As Cash Bonuses Decline is Total Compensation Reduced
March 4, 2011
Wall Street firms cash bonuses (includes cash incentives) have swiftly declined since 2006 as reported by NYC Comptroller, Tom DiNapoli, over past few years through press releases:
Although cash bonuses have declined, does this suggest total compensation is reduced or rather “slices of the total compensation pie” are being recalibrated. In response to criticism that Wall Street firms were overemphasizing short-term results by paying out large cash sums over a 12-month measurement period, many firms have gone ahead and recalibrated short-term cash compensation elements to long-term compensation vehicles like ISOs, RSA and Deferred Plans. On 01/20/11 Morgan Stanley reported the average for all employees’ deferred pay rose to 60 percent from 40 percent in 2009. Changing pay practices that have evolved over the past 25 years in a matter of 2-3 years is not for the “faint hearted”. The chart below shows bonuses increased 10 fold during this 25 year period for Wall Street firms.

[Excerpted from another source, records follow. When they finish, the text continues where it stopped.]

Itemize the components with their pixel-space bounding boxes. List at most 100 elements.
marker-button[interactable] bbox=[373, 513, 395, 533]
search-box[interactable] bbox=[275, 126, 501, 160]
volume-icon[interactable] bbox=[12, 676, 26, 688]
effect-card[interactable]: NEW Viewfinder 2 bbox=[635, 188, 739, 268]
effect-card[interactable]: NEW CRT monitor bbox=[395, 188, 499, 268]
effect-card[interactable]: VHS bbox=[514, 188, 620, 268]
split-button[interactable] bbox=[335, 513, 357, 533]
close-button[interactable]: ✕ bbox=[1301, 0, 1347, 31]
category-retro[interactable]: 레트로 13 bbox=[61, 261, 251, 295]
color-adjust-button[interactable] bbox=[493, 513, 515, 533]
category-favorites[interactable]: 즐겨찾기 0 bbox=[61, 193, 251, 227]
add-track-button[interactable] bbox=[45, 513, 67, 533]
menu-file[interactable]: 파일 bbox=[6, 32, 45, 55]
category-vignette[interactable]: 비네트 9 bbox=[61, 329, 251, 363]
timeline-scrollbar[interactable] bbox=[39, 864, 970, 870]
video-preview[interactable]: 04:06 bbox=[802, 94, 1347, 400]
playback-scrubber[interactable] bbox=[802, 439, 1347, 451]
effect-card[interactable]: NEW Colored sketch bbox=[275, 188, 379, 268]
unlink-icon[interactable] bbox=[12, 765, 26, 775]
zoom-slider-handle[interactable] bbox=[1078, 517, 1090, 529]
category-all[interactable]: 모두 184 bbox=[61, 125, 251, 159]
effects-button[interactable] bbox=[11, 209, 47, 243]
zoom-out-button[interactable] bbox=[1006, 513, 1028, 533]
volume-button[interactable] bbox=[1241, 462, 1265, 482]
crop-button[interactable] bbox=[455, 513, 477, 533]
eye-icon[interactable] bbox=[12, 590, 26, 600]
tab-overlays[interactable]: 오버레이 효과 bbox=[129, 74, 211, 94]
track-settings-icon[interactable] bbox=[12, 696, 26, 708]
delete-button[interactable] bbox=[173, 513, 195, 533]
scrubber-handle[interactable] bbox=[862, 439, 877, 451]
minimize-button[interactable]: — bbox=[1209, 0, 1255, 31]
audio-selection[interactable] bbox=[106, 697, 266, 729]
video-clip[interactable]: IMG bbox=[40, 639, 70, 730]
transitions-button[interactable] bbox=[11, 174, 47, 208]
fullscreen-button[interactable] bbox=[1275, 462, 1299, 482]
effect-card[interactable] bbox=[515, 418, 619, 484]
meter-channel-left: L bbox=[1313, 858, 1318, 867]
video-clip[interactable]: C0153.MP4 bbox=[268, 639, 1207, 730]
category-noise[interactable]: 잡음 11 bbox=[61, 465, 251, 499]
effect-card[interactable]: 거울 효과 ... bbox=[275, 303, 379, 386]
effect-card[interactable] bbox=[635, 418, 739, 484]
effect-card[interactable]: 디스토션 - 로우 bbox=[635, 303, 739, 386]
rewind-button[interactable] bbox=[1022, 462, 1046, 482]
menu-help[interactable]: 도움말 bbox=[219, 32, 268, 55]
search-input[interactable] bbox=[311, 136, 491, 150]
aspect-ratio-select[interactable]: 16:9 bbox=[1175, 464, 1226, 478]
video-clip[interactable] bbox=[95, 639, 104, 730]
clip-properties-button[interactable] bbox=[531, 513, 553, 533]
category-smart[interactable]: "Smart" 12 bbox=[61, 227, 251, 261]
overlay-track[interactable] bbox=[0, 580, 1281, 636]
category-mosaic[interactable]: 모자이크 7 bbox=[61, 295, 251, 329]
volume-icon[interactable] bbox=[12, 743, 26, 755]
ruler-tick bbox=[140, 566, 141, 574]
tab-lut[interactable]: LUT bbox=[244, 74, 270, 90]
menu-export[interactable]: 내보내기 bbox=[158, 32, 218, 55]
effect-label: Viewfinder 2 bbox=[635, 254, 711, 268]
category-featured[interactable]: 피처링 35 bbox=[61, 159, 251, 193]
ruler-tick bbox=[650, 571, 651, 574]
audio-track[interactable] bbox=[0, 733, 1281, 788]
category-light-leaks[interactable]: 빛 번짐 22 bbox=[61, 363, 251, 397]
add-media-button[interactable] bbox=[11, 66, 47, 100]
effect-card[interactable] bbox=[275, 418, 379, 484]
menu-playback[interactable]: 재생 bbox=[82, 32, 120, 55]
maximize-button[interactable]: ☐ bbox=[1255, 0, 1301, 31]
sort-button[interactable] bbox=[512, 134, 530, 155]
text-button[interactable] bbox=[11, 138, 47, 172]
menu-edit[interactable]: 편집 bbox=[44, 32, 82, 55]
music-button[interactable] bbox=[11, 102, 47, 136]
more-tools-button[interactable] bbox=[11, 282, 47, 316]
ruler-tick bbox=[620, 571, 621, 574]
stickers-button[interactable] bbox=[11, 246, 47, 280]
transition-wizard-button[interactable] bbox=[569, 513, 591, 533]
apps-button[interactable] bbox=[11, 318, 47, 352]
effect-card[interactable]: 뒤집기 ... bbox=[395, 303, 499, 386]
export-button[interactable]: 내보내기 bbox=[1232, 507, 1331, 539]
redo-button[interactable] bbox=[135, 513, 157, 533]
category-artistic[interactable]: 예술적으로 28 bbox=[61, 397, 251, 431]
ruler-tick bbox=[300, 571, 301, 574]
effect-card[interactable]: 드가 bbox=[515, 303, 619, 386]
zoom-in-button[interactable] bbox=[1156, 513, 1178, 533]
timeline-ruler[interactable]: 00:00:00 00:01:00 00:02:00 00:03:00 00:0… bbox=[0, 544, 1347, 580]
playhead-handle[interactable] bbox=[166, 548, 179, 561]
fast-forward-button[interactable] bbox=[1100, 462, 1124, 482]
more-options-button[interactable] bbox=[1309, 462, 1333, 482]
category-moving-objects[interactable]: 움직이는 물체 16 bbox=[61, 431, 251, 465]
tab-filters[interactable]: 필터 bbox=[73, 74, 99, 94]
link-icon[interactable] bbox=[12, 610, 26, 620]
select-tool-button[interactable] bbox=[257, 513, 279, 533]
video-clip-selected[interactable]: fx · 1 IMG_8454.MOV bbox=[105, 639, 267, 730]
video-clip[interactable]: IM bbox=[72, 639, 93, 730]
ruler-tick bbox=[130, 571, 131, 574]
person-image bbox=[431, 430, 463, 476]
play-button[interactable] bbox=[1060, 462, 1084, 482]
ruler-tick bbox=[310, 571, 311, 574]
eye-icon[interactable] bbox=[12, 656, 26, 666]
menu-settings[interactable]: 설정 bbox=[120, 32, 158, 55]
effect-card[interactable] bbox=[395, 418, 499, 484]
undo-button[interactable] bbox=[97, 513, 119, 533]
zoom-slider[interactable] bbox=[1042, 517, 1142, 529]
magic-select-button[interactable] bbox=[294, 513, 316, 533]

Meanwhile feedback from across the Atlantic in the UK suggests that Big Bank employees feel such changes are “takeaways” and may end up costing the firms more in the long run as Megan Murphy from the Financial Times reports:… a study by PwC, the professional services firm, and the London School of Economics suggests that the longer employees are made to wait for pay, the less it is worth to them. Asked whether they would prefer a 75 per cent chance of receiving £250,000 immediately, or a 75 per cent chance of receiving £400,000 in three years' time, more than half the 100 executives surveyed chose the smaller sum.
Making changes to the compensation programs for the Big Banks will require a collaborative approach involving employees, the Board, and shareholders; transparent communications regarding purpose and intent, contingencies to monitor and realign plan design ensuring changes are effective, and staying on top of new regulations impacting these programs.